Подтверждая эти прогнозы, с Балкан, от «равноправных народов», в Петербург потоком шли жалобы и просьбы о защите. В одном из писем, поступивших из Болгарии, говорилось: «Нам остается теперь на долю… уповать, что по заключении мира Россия пошлет нам консулов и прикажет им наблюдать за исполнением хотя некоторых важных для нас обещаний султана, а также и за действиями агентов недоброжелательной нам Европы». Была расширена и укреплена российская консульская сеть. Представители на местах все как один говорили о необходимости поддержки прав балканцев как средства восстановления и укрепления российского влияния в регионе: «Повсюду на востоке пробуждается чувство национальности. Это наш лучший помощник. Все эти национальности станут все более враждебны константинопольскому правительству». В противовес западному курсу на скрепление Османской империи обручами реформ постепенно обозначилась линия на образование национальных автономных государств. И здесь, как и почти на всем российском пограничье, предвиделось резкое столкновение с Великобританией, которая «на Черном море и на Балтийском, у берегов Каспия и Тихого океана — повсюду является непримиримым противником наших интересов и всюду самым агрессивным образом проявляет свою враждебность», — говорилось в отчете МИД за 1856 год.

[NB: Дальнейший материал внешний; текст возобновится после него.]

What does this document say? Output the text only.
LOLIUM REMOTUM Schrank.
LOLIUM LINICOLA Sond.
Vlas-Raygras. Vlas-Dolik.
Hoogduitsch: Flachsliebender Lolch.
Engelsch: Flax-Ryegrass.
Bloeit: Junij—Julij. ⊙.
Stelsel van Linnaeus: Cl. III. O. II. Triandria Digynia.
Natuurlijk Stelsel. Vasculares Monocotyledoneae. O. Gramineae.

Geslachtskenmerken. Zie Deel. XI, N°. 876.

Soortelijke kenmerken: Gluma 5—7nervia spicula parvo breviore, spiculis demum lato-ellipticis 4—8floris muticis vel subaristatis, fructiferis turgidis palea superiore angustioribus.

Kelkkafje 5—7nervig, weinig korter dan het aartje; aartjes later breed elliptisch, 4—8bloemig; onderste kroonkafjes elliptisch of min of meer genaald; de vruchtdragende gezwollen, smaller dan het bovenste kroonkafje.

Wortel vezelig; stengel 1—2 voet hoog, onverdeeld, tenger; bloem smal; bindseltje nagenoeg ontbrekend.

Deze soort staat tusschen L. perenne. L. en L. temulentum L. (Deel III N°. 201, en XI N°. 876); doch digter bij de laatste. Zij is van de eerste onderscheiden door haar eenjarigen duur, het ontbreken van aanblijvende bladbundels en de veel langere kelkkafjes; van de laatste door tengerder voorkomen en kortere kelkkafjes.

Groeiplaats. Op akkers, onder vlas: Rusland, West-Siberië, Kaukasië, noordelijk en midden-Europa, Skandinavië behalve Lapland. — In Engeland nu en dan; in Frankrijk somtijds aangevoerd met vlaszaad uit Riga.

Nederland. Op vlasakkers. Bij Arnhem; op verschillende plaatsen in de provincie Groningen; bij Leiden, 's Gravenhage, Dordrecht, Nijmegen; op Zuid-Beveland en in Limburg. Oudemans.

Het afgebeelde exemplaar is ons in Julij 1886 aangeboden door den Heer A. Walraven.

Горчаков, до конца жизни своей не изживший опасений повторения «Крымской коалиции», действовал с сугубой осторожностью. И все же немедленно после войны он энергично отстаивал права Молдавии и Валахии, а в 1866–1867 гг. выдвинул, в противовес французской идее «слияния» мусульман и христиан в одну «османскую нацию», вполне химерической, а поэтому и безопасной для Порты и ее покровителей, мысль о «серьезной и гарантированной автономии внутренней администрации» одновременно всем христианским народам, находящимся под господством «султана». Горчаков делал упор на всеобщность этого акта, чтобы «не выдать на милость Порты» «судьбу наших славянских единоверцев». Проект вроде бы носил невинный характер: говорилось о введении «раздельного», «параллельного» развития христиан и мусульман на началах местного самоуправления. Однако в том, что принцип «разделения наций» лишь чуточку прикрывает планы расчленения Османской империи, мало кто сомневался, и «скромный» на вид проект Горчакова был провален. Но в Лондоне еще раз убедились, что петербургская дипломатия, утратившая в николаевские времена маневренность и гибкость, вернула себе эти качества, обратившись к осторожной, но все же несомненной поддержке освободительного движения.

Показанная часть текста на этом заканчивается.